Milliyet Gazetesi yazarı Melih Aşık,başlıklı yazısında Şenol
Demiröz'ün TRT'nin başına geldiği günden itibaren kurumda tuhaf
uygulamalara imza attığını öne sürüyor...
Aşık, bir dostunun anlattıklarını kaleme alırken, mesai saatlerine
uyulmasını sağlamak için kapılara elektronik turnikeler koydurmanın
ne gibi zararlar doğurduğunu şöyle anlatıyor:
Şenola TRT!
Şenol Demiröz'ün genel müdür olmasıyla TRT'de yaşanmaya başlayan
tuhaf olayları burada çalışan bir dostumuz bakınız nasıl
anlatıyor:
09.00 - 18.00 arasındaki mesai saatlerine uyulmasını sağlamak için
kapılara elektronik turnikeler koydular. Ayrıca her birime de ayrı
birer imza föyü... Sabah işe iki dakika geç gelir ya da akşam iki
dakika erken çıkarsanız hemen savunmanız alınıyor, ardından maaş
kesimi cezanız geliyor.
Yeni yönetim, kızağa aldığı arkadaşlarımızın tamamına yakınına ne
bir oda ne de oturacakları bir masa gösterdi. Her biri en az 15 -
20 yıl deneyimi olan bu arkadaşlara hiçbir iş de vermiyorlar. Ama
buna rağmen mesai uygulaması onlar için de geçerli.
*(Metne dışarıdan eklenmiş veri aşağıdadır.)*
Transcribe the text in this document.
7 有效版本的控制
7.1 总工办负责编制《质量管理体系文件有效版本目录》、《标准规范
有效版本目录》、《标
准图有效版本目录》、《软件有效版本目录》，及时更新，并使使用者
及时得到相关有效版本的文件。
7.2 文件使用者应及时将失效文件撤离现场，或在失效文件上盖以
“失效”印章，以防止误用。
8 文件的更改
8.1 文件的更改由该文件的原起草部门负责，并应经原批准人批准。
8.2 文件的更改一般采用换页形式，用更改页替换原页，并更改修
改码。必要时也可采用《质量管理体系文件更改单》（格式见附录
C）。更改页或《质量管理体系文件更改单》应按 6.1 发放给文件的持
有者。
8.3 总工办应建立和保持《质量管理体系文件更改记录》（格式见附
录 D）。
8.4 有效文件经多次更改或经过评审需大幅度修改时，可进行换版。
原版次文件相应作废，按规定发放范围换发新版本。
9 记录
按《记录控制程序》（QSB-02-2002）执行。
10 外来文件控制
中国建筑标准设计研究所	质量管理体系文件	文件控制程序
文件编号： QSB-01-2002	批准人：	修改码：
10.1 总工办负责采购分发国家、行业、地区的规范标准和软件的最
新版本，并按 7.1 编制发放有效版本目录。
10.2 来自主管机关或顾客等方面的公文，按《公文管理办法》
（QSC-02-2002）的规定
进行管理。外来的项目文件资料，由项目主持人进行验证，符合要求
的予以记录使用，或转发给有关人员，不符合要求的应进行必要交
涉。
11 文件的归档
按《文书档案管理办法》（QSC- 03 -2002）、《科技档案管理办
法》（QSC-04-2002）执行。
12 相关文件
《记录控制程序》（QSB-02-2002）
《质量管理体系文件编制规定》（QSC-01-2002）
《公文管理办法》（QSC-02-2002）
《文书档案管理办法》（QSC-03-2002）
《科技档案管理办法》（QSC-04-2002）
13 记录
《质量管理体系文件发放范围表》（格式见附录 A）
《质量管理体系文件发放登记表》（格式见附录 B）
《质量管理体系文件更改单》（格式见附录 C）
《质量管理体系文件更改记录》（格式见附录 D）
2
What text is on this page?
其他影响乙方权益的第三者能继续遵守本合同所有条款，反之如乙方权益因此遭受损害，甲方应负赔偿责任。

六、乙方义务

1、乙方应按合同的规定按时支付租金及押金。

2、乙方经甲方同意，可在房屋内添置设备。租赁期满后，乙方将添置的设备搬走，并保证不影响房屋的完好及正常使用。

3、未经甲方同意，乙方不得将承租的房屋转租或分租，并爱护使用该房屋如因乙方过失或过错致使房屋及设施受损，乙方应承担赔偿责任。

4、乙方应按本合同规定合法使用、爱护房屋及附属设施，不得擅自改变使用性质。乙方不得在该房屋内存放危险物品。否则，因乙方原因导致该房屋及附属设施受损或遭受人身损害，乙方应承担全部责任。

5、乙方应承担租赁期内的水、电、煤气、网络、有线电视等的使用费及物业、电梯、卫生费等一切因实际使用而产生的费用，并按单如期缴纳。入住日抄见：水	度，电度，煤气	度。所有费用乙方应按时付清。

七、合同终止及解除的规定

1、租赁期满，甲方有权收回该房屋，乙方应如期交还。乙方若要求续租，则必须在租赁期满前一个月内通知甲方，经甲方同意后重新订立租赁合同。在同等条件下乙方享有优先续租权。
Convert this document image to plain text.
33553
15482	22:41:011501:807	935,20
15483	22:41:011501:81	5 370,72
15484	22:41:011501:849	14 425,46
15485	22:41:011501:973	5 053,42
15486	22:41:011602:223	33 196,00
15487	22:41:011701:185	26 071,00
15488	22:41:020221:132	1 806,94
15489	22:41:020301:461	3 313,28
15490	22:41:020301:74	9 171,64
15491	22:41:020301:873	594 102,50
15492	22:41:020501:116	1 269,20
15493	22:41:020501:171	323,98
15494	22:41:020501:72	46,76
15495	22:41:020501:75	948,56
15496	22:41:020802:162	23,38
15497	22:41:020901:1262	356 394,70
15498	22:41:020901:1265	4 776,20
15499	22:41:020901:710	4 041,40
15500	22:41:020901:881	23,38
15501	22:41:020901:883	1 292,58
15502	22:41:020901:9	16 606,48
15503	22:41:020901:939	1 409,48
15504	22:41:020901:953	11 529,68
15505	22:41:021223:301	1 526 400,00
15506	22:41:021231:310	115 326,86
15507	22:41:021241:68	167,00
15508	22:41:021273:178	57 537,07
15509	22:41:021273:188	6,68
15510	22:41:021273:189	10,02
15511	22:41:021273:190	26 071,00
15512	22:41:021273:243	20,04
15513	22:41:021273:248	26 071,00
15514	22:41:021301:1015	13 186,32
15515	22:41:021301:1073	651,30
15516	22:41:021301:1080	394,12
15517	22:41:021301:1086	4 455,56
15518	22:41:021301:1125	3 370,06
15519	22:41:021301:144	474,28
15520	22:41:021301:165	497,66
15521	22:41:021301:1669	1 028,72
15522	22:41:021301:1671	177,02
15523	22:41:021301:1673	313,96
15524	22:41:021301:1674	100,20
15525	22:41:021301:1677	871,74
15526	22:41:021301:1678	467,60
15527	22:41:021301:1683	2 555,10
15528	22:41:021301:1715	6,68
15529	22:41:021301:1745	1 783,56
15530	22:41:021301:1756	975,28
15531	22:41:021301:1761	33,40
Mesai saatlerinde her ne sebeple olursa olsun turnikelerden bir kez
çıktınız mı yandınız! Çünkü giriş saatiniz elektronik turnikeler
tarafından yeniden kaydediliyor, sonra da geç geldiniz denilerek
savunmanız isteniyor.
Geçenlerde Oran'daki ana binada çalışan bir arkadaşın iş gereği
Emek'teki Arı Stüdyosu'na gitmesi gerekiyordu. Arkadaşımız müdürüne
gitti, "Turnikeden bir defa çıkarsam mesaiden kaytarmış gibi
görüneceğim, ardından da ceza gelecek. Bana ne yapmamı tavsiye
edersiniz" diye sorduğunda, aldığı yanıt şu oldu:
- Arka tarafta turnikesi olmayan zula bir çıkış kapısı var, orayı
kullan!.."
İstenmeyen personelin bu şekilde yıldırılmasına çalışılıyor.
TRT'ye öneriler
Profesör Cem Say doğru bir noktaya değiniyor... Diyor ki:
"TRT'nin yerel dillerdeki kültürel zenginlikleri (şarkı, şiir vs.)
yayımlamasını anlarım ama (zaten saat başı Türkçe yayımladığı)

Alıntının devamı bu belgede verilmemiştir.